Under the supervision of Dr Anna Chlingaryan, Dairy UP PhD student, Alice Shirley is using data from rumen sensors to explore how cattle respond differently to heat events.
The team is using artificial intelligence tools to develop a hybrid AI-based model to improve the assessment of heat tolerance in dairy cows.
The model draws upon more than 20 years of historical climate and dairy cattle production data the model to improve the identification of more heat-tolerant animals.
By collaborating with DairyBio and DataGene, Dairy UP researchers aim to contribute to a better tool for breeding dairy cattle with improved heat tolerance.
The current Heat Tolerance ABV, published by DataGene, allows farmers to identify and breed animals with greater ability to tolerate hot, humid conditions with less impact on milk production.
However, it is derived only from genomic DNA testing and has relatively low reliability, leading to slow uptake by farmers.
The research will develop phenotypes — indicators of animal performance that can be measured in commercial animals — to add to the model for the Heat Tolerance ABV.
Combining genomics with traditional and new measures of heat tolerance should improve the reliability and accuracy of the Heat Tolerance ABV.
The research used data (supplied by SmaXtec) from three Australian pasture-based dairy farms with more than 1400 cows fitted with rumen sensors to monitor core body temperature, every 10 minutes, 24 hours a day.
A water threshold model has been developed to track the impact of drinking on core body temperature. Climate data from the past 20 years obtained from the Bureau of Meteorology has been used to match observations from the cows.

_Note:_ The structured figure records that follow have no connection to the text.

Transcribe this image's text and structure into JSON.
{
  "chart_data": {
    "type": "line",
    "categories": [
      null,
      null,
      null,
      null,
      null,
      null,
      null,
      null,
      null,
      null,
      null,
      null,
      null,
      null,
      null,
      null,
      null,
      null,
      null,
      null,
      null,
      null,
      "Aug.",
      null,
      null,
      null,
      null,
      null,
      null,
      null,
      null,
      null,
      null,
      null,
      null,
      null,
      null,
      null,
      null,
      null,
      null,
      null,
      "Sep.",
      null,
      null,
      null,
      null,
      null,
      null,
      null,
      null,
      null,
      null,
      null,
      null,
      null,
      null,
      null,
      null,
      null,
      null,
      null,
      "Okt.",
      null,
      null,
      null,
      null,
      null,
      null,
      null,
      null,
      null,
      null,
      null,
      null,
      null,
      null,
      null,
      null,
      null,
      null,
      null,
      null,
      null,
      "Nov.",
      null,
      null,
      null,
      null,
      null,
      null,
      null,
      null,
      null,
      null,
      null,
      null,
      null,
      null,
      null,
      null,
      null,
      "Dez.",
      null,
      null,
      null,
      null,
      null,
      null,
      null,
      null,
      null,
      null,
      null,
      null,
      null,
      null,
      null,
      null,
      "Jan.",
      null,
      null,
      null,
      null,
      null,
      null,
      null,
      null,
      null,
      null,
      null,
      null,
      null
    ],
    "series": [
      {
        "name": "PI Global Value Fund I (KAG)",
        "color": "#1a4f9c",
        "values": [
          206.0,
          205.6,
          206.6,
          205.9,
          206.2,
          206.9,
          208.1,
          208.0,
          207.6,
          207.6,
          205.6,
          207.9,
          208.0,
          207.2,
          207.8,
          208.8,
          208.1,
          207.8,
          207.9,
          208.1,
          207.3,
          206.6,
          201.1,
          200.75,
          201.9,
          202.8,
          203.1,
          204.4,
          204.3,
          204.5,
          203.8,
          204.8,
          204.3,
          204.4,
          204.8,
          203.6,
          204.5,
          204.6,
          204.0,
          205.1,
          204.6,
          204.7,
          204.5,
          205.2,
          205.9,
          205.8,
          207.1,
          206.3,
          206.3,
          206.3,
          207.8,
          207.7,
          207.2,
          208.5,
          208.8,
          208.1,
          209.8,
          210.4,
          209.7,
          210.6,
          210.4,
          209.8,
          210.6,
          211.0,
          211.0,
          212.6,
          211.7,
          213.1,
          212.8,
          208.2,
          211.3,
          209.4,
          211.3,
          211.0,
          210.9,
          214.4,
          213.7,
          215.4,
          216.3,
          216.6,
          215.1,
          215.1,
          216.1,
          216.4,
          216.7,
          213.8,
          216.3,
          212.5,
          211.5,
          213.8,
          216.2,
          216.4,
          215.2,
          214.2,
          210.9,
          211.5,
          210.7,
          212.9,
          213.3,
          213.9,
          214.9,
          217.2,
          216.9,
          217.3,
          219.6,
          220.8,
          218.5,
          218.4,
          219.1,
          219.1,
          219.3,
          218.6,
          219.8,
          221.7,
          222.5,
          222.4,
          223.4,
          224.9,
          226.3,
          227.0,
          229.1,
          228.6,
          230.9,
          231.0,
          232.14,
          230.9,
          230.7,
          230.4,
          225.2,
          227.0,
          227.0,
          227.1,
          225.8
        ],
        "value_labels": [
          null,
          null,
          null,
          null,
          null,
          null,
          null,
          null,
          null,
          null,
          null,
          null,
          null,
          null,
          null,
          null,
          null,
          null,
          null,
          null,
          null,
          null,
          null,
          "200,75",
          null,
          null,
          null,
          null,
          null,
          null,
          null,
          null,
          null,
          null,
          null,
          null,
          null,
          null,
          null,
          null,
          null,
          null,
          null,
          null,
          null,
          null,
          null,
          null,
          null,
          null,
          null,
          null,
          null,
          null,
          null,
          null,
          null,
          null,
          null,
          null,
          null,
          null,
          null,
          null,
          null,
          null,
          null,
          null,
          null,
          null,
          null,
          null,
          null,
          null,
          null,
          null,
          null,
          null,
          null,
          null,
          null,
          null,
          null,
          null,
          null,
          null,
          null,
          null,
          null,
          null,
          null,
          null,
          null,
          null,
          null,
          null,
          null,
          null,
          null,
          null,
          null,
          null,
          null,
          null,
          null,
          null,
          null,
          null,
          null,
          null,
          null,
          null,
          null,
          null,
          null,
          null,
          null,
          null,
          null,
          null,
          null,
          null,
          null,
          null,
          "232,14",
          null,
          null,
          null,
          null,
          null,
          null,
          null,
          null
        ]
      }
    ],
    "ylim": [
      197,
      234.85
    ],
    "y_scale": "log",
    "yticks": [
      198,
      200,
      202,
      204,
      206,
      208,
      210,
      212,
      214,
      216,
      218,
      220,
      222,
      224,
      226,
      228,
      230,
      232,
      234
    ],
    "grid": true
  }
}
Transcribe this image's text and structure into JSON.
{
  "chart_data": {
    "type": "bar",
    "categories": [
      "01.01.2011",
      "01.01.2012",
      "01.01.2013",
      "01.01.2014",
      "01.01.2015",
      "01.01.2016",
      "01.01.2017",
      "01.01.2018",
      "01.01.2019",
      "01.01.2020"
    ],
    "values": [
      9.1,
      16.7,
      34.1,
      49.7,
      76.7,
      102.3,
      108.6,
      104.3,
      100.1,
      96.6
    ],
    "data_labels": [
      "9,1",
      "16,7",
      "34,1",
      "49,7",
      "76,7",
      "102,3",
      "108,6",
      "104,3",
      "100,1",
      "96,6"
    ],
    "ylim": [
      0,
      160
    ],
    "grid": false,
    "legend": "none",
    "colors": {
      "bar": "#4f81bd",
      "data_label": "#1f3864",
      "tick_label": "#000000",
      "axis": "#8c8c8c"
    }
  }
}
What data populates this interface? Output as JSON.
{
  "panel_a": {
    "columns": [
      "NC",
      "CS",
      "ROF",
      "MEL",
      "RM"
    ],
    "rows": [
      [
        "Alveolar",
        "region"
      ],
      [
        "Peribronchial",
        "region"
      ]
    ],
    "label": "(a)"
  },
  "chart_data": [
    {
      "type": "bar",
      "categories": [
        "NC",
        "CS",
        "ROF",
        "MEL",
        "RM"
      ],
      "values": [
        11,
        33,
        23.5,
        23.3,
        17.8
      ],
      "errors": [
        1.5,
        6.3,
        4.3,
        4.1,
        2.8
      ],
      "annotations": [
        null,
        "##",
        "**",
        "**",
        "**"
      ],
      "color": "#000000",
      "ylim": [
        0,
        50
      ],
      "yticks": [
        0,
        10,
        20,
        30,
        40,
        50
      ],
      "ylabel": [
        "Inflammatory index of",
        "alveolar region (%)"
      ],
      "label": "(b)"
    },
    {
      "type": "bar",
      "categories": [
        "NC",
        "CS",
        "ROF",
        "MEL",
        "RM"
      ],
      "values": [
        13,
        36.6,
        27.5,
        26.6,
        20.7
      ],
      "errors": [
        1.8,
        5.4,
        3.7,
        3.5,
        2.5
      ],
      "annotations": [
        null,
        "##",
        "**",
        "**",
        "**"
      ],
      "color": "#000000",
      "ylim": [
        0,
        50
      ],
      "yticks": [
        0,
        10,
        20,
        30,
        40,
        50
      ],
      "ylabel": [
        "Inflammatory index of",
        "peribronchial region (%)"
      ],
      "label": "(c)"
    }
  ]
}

Initial research has found significant variation between animals’ core body temperature and their drinking behaviour and demonstrated core body temperatures increased at lower Temperature and Humidity Index levels than previously thought.
The research will continue with a collaborative project undertaken by DairyBio and La Trobe University PhD student Laura Jensen under the supervision of Professor Jennie Pryce, that will combine the animals’ genetic and performance data with a variety of approaches, including the sensor technologies from the Dairy UP project.